When Obama took office in 2008, he ran on the idea of change. With an economy in the slums and a global recession on the brink, Obama was voted in to transform the way the United States operates. Shortly after he was elected, he went on the record to state that “we need to act with the urgency this moment demands to save or create at least 2.5 million jobs so that the nearly 2 million Americans who’ve lost them know that they have a future.” At the time the unemployment rate was at 5.8 percent.
Now we are well into 2011, and the unemployment rate is 9.1 percent. The economy is still failing and jobs haven’t been created. Many people immediately turn the blame over to President George W. Bush. The truth is that the unemployment rate only rose from 4.7 percent in 2001 to 5.8 percent in 2008. That’s a total of only 1.1 percent. Obama is not even a full three quarters of the way into his first term, yet the unemployment rate has gone up 3.3 percent.
The unemployment rate only accounts for people who have actively sought work within a prior four-week period. People who are unemployed but do not actively seek employment are known as discouraged workers. This group of people, believed to be more than one million, do not factor into the unemployment rate.
To further add to our problems, Obama does not have a solution. In 2009, as part of his American Reinvestment and Recovery Act, he announced his new energy team and boasted about “shovel-ready projects all across the country.” He repeatedly made mention of the term “shovel-ready” and claimed to have met with governors that all had projects that were ready to break ground. In 2011, when asked about these “shovel-ready” jobs, Obama laughed and said “shovel-ready was not as shovel-ready as we expected.”
One of the biggest issues with job creation today is the regulations imposed on employers. Since the Obama administration has taken office, employers now have to be compliant with a number of different regulations that include the new healthcare laws and newer Environmental Protection Agency restrictions. Everyone from the family farmer to the small business to the large corporation is being hindered by these regulations. As a result, companies are fearful of hiring because of the uncertain future and the impact on their businesses.

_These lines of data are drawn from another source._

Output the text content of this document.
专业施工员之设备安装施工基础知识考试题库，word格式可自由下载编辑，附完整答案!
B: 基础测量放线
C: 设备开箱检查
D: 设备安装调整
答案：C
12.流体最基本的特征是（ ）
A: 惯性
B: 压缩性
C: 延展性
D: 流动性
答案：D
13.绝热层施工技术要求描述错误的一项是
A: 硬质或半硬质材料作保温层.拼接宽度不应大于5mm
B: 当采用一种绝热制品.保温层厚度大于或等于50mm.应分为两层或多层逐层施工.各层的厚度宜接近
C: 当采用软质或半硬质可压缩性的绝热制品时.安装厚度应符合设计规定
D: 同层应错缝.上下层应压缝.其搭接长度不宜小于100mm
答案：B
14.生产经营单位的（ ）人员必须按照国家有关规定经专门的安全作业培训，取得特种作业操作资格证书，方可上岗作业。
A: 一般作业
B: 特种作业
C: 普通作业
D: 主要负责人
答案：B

The best thing that Obama and his administration could do today is listen to the companies that do the hiring. There are a number of plans that have been introduced by members of Congress, such as Sen. Ron Johnson (R-Wisc.) who presented a bill declaring a moratorium on major regulations until unemployment drops below 7.7 percent.
The only way to get the job market growing again is to encourage businesses to hire. Offering incentives to businesses is key to promoting job growth. While the president might think he offered hiring incentives, American companies are proving him wrong. It is time for Obama to honor the promises he made and get more Americans back to work.